Click the "Test your database connection now!" button in order to check that you did use the correct server information.
Click "Next": the install will start configuring your shop, creating and populating the database tables, etc. This might take a few minutes: please be patient and do not touch your browser!
The installer does the following:
- Create the
settings.inc.phpfile, and fill it with your settings.
- Create the database tables.
- Create the default shop with its default languages.
- Populate the database tables.
- Configure the shop's information.
- Install the default modules.
- Install the demonstration data (products, categories, user, CMS pages, etc.).
- Install the theme.
Once it is done, your shop is installed and ready to be configured!
As you can read right on the final page of the installation process, there are a couple of last actions to perform before you can leave the installer.
An easy way to improve your installation's security is to delete some key files and folders. This is done using your FTP client, directly on the server. The items to delete are:
- The "/install" folder (imperative).
- The "/docs" folder (optional), unless you need to test the import tool with the sample import files that this folder contains.

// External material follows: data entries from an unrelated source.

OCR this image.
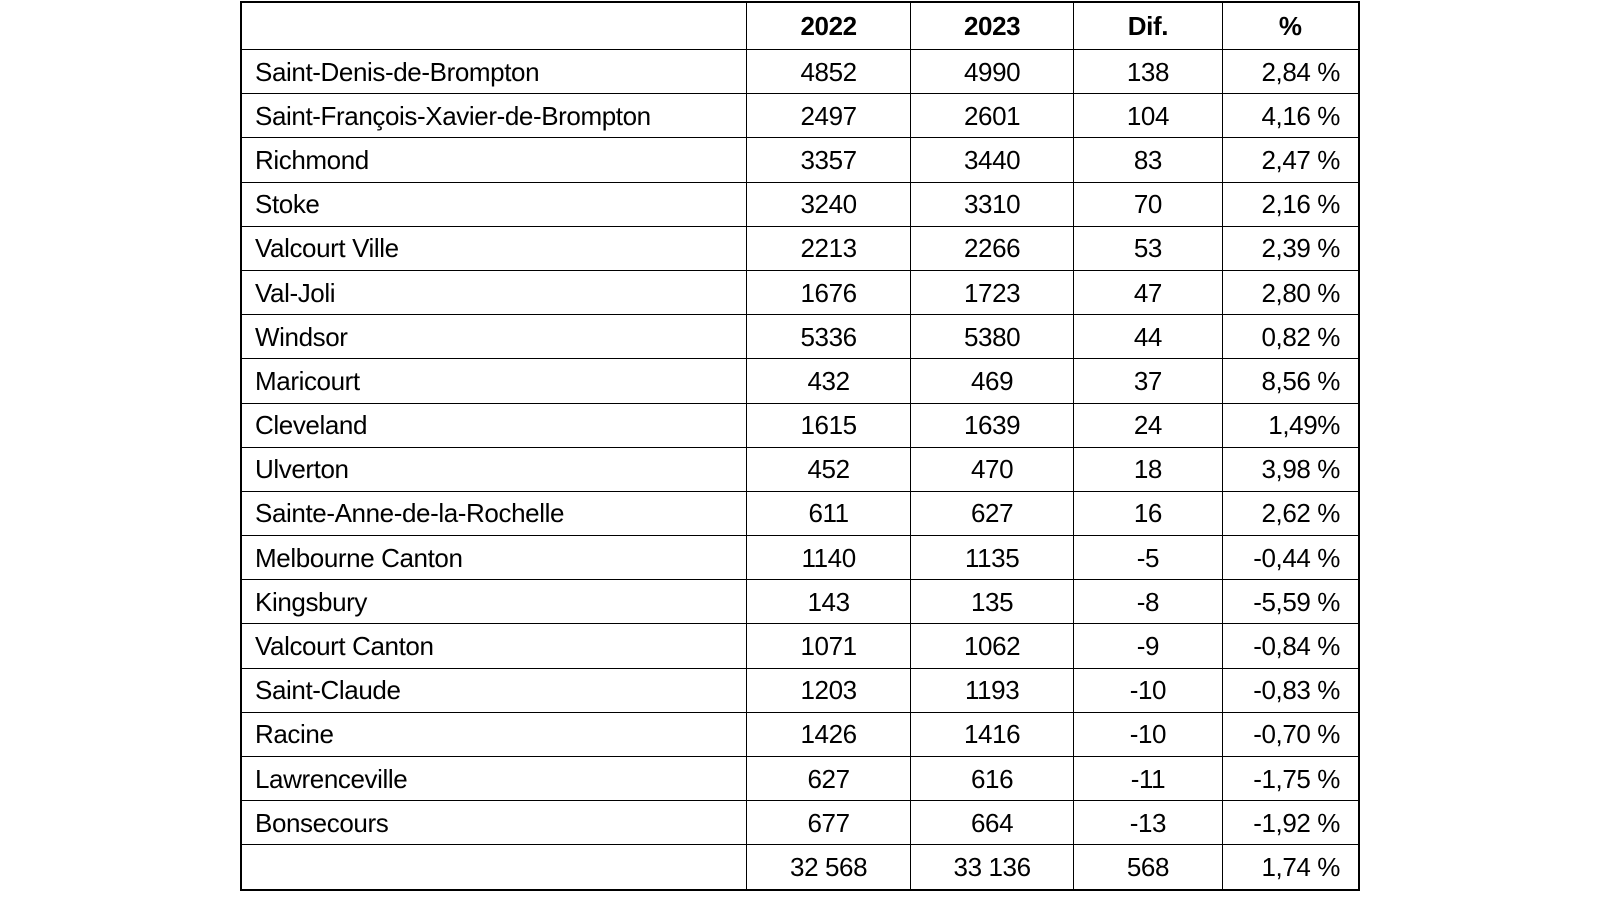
	2022	2023	Dif.	%
Saint-Denis-de-Brompton	4852	4990	138	2,84 %
Saint-François-Xavier-de-Brompton	2497	2601	104	4,16 %
Richmond	3357	3440	83	2,47 %
Stoke	3240	3310	70	2,16 %
Valcourt Ville	2213	2266	53	2,39 %
Val-Joli	1676	1723	47	2,80 %
Windsor	5336	5380	44	0,82 %
Maricourt	432	469	37	8,56 %
Cleveland	1615	1639	24	1,49%
Ulverton	452	470	18	3,98 %
Sainte-Anne-de-la-Rochelle	611	627	16	2,62 %
Melbourne Canton	1140	1135	-5	-0,44 %
Kingsbury	143	135	-8	-5,59 %
Valcourt Canton	1071	1062	-9	-0,84 %
Saint-Claude	1203	1193	-10	-0,83 %
Racine	1426	1416	-10	-0,70 %
Lawrenceville	627	616	-11	-1,75 %
Bonsecours	677	664	-13	-1,92 %
	32 568	33 136	568	1,74 %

Click on the "Manage your store" button in order to be taken to your administration area.
Another way to secure your installation is to use a custom name for the administration folder: change the "admin" folder for something unique to you, such as "4dmin-1537" or "MySecReT4dm1n". Write down the new name for your new "admin" folder, because from now on you will access your administration pages using this address!
Finally, in order to close all potentially malicious doors, use your FTP client to update the files and folders permissions to 664, or 666 if your host requires it. If it turns out low access rights prevent some modules to work, you should set permissions back to 755.
Congratulations! Installation is now complete.
Log in to the PrestaShop back office by going to your newly-renamed "admin" folder, and start filling your catalog with products, adding carriers and shipping costs, adding brands and suppliers, changing the theme, and generally configuring the many settings to suit your tastes and needs. See the user guide's "First steps with PrestaShop 1.7" chapter for more information.
You should regularly back up your database and files, ideally on more than one computer, in case of problems related to hardware or security.